LA DESPEDIDA DEL “PADRE AMIGO” EN LOS CUROS

 

La despedida del padre claretiano José Yerli en Los Curos fue más que un acto comunitario: fue un momento lleno de emoción, gratitud y celebración de una historia de servicio profundo que marcó a toda la parroquia civil Osuna Rodríguez “Los Curos” del municipio Libertador en la ciudad de Mérida, del estado Mérida, Venezuela.

El evento, vivido con solemnidad y alegría, dejó en evidencia la conexión sincera y cercana que el padre Yerli estableció con la Gente de Los Curos durante los siete años que caminó a su lado.

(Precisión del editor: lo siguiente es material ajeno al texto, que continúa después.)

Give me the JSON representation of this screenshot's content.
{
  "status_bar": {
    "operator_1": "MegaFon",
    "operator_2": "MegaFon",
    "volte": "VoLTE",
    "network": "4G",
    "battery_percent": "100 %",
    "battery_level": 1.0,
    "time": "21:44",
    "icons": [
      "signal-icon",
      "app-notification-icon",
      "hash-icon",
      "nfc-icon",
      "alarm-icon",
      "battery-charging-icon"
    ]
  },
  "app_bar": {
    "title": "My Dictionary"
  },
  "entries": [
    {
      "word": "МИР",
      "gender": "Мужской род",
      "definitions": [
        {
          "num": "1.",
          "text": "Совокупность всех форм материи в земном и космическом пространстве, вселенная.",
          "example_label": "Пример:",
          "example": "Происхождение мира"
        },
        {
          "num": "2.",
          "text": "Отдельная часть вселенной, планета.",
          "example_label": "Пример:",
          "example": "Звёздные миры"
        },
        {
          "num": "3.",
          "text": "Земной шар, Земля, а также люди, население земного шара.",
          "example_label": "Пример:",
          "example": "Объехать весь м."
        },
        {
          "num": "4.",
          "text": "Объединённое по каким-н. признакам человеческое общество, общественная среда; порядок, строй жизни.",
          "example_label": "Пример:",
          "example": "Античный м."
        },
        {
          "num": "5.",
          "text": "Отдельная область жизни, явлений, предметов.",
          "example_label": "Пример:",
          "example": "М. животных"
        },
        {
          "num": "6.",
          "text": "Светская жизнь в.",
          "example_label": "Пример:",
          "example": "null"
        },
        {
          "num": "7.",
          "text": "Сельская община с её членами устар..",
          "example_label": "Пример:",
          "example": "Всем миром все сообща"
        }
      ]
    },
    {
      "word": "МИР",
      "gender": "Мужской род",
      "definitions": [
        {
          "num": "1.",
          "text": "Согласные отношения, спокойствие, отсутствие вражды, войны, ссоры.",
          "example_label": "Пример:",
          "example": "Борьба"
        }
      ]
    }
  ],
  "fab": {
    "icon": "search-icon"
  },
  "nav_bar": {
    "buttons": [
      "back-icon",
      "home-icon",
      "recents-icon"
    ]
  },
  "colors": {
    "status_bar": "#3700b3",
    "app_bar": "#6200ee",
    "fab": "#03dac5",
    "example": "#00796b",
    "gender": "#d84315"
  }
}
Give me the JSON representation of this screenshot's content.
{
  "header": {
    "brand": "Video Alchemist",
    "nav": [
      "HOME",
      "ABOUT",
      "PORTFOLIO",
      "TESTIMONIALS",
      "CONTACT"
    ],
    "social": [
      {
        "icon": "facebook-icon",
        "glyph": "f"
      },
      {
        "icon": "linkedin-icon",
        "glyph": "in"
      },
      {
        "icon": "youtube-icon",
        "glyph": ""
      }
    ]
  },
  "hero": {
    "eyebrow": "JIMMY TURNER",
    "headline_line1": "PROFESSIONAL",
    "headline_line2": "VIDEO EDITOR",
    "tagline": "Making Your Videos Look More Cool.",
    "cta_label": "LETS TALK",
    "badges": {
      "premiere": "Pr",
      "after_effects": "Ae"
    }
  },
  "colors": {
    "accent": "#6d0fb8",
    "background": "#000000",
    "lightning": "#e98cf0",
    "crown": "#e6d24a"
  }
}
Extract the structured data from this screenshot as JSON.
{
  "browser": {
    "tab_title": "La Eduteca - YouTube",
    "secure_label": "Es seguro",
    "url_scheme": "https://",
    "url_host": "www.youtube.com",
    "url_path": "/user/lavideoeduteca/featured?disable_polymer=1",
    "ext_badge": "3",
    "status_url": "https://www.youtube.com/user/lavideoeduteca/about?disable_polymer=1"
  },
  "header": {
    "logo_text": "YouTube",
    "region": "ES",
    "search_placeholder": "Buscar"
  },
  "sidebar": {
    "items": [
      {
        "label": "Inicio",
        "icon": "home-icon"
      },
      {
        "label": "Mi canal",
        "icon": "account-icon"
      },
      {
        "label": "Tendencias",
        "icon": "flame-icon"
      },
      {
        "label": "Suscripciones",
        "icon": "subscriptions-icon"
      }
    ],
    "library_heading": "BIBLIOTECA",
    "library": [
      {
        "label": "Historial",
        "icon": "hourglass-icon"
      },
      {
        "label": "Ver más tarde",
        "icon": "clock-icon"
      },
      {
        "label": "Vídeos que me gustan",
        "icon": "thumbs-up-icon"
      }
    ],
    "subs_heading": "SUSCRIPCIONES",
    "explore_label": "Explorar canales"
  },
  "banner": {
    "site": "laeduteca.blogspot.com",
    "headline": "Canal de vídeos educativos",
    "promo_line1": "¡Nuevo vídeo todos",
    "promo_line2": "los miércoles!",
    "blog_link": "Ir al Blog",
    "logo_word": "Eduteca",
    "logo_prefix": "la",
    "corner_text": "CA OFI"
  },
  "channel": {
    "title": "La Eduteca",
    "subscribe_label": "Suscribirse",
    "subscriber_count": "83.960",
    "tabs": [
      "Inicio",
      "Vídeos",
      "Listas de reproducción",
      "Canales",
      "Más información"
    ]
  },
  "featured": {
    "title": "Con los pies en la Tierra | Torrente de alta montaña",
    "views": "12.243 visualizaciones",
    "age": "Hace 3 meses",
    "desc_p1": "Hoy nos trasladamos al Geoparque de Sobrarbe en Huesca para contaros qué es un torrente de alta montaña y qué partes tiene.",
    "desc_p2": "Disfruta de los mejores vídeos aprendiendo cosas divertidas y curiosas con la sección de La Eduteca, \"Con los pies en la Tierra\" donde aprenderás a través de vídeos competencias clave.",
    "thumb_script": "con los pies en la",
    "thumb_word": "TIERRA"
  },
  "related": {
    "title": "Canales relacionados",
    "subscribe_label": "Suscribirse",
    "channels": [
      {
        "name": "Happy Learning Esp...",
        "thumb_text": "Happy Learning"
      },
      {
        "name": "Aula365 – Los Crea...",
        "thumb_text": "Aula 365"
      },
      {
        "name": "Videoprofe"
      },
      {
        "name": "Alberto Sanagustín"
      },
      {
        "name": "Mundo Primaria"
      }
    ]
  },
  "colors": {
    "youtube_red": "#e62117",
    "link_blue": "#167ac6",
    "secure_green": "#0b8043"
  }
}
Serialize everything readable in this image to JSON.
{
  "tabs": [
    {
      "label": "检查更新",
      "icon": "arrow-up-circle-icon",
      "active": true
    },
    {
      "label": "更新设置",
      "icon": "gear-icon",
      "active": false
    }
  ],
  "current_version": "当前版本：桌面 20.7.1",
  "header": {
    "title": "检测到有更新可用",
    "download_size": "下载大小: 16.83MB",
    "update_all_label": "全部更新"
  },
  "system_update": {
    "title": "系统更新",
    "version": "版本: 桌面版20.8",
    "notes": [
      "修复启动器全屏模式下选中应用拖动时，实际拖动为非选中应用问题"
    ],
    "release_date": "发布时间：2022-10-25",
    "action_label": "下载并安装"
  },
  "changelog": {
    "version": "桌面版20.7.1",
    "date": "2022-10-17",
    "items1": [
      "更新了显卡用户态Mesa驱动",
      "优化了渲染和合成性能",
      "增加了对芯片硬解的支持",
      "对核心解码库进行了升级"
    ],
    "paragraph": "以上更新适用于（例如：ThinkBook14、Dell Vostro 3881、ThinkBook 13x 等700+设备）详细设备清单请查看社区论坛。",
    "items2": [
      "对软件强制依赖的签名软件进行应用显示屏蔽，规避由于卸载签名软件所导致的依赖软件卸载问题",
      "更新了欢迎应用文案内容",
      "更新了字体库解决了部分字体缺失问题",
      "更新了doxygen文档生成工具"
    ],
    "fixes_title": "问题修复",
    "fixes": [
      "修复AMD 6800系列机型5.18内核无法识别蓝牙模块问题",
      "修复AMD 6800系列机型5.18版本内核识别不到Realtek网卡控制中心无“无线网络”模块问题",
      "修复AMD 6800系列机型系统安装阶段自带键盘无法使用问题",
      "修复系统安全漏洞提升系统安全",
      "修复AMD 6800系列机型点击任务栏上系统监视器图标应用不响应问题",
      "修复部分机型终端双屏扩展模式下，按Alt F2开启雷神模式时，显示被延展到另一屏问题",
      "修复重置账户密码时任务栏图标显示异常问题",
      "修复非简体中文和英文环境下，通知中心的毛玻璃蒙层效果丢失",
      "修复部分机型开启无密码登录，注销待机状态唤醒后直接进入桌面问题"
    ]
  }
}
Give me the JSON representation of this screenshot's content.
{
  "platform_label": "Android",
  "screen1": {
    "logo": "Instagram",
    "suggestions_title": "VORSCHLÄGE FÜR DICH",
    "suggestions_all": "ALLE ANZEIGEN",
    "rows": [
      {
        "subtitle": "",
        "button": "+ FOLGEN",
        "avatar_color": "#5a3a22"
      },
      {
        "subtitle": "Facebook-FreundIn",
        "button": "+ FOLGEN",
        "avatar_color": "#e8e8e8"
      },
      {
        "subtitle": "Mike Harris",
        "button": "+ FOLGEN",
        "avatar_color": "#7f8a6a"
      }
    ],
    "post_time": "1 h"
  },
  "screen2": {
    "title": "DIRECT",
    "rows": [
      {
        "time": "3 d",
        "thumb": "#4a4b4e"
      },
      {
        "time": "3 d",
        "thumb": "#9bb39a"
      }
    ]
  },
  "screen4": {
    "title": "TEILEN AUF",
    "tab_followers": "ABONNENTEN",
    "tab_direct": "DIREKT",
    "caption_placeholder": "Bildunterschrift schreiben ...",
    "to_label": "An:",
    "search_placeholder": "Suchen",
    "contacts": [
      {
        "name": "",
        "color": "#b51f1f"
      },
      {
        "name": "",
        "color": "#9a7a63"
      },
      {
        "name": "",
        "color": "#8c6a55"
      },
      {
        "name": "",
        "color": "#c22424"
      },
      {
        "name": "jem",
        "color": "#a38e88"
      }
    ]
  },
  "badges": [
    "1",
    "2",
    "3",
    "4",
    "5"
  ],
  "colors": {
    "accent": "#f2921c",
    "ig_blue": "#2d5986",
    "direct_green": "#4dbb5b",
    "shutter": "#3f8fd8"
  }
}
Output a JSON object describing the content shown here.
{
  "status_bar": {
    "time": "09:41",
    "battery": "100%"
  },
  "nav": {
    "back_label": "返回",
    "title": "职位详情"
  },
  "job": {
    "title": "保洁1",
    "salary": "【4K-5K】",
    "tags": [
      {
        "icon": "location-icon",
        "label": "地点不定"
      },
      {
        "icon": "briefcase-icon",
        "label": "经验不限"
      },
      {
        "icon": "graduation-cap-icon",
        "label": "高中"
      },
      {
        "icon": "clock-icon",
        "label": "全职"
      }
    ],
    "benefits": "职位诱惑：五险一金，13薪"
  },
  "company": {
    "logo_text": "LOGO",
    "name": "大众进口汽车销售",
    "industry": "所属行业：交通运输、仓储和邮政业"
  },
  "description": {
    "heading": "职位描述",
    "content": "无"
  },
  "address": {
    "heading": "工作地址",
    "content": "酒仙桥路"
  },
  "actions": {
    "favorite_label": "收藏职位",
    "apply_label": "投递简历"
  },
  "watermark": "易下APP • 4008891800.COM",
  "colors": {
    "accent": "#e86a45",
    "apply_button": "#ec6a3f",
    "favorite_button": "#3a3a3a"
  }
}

La jornada comenzó con una eucaristía solemne en la que la comunidad se congregó para agradecer y recordar. En esa celebración, el padre Yerli, conocido cariñosamente como el “padre amigo”, se convirtió en el protagonista no solo de los gestos litúrgicos, sino del cariño expresado en cada mirada y palabra. A lo largo de siete años, su presencia en Los Curos dejó huellas que van más allá de los muros de la parroquia Corazón de María: fueron gestos, encuentros, risas compartidas y consuelos en los momentos difíciles.

En su discurso de despedida, el padre Yerli agradeció a todos por su apoyo incondicional. Con la sencillez de quien ha vivido en comunidad, expresó que su vocación misionera lo llevará a nuevos lugares —porque su labor como claretiano es una misión que se despliega en distintos contextos— pero que siempre llevará en su corazón a la Gente de Los Curos.

Para comprender mejor el significado de la labor del padre Yerli, es importante recordar que él forma parte de la Congregación de los Misioneros, Hijos del Inmaculado Corazón de María, conocidos como los padres claretianos.

Esta Congregación fue fundada en el siglo XIX por San Antonio María Claret, un sacerdote que dedicó su vida a la predicación, la formación cristiana y el servicio a los más pobres, especialmente en tiempos de grandes necesidades sociales y espirituales.

La espiritualidad claretiana se caracteriza por una misión activa: escuchar a las personas, acompañarlas en sus luchas, enseñar con el corazón y dar testimonio del amor de Dios en cada obra concreta. Como enseñó Claret, la misión no se reduce a los templos sino que se despliega en la vida misma de las comunidades.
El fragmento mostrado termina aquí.